God has a plan... today Andrea is showing independance, bravery, and courage.
I am relieved that she made it safe and found the place. Excited for her and thrilled that she called me and the way she said MOM just melted my heart all over again.

Okay, Moms .....give me some tips on how to keep it together when she calls and how to deal with her moving into the next phase of her life.

5 comments:

Anonymous said...

I have no idea what to say-since I am just at the preschool stage-except that I am on my knees praying for all three of you.

Blessings,
Melissa Windham

Tricia said...

Oh Darlene
I also do not know what to say, I do not want to think about the day that both of mine leave at the same time!!

Just keep your eyes on God and ask Him what He would have you to do in this new season you are entering! I am certain He will answer you!

Praying for you!

Krista said...

Andrea is in God's hands! He can make much of her and I can't wait to see how the future unfolds for her. Hang in there mama! and...Roll Tide Roll.

Michelle C. said...

You know- before kids I would have said- GET OVER IT- they have to move on with life. WHOA- how having kids have changed my perspective. Now- I don't know what to tell you. Just that I hope to savor the next 15-17 years of their lives and pray that God give me the courage and strength I need when that day comes to drive them to school.

Deborah said...

Well as mother of a daughter in her 3rd year of college, I've got some experience with this one. Hop over to my blog and read some of my past posts about the first time my baby moved out.

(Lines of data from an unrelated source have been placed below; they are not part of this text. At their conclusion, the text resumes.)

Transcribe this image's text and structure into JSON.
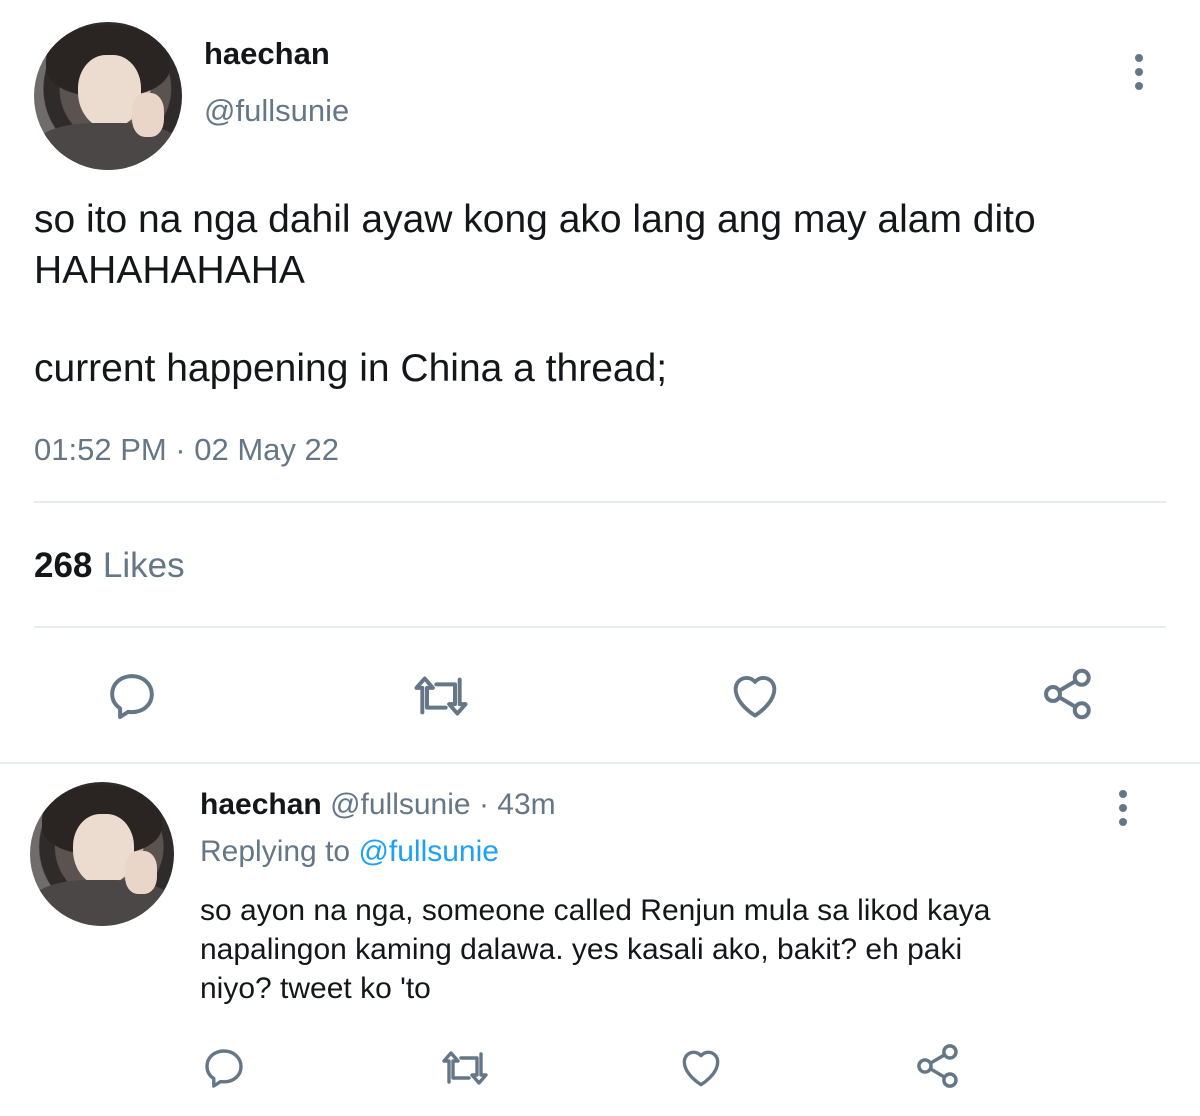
{
  "tweet": {
    "author_name": "haechan",
    "author_handle": "@fullsunie",
    "text_line1": "so ito na nga dahil ayaw kong ako lang ang may alam dito",
    "text_line2": "HAHAHAHAHA",
    "text_line3": "current happening in China a thread;",
    "timestamp": "01:52 PM · 02 May 22",
    "likes_count": "268",
    "likes_label": "Likes"
  },
  "reply": {
    "author_name": "haechan",
    "author_handle": "@fullsunie",
    "time_ago": "· 43m",
    "replying_prefix": "Replying to",
    "replying_handle": "@fullsunie",
    "text_line1": "so ayon na nga, someone called Renjun mula sa likod kaya",
    "text_line2": "napalingon kaming dalawa. yes kasali ako, bakit? eh paki",
    "text_line3": "niyo? tweet ko 'to"
  },
  "icons": {
    "reply": "reply-icon",
    "retweet": "retweet-icon",
    "like": "heart-icon",
    "share": "share-icon",
    "more": "more-options-icon"
  },
  "colors": {
    "text": "#14171a",
    "secondary": "#657786",
    "link": "#1da1f2",
    "divider": "#e6ecf0"
  }
}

Advice...Remember that she is in God's hands, give her to God and leave her there. Try not to worry and fret because it only causes you to have sleepless nights (and she's having the time of her life!). Keep the cell phone next to the bed for those late night calls or texts. You can text her late at night..because you know she's still up. Know her routine and always be available. I've learned to text from my email at work. It's great to get little messages from her during her breaks. Pray...Pray...Pray (you get the picture). Love her, let her go, and leave the light on so she can come back (mine's going home tonight).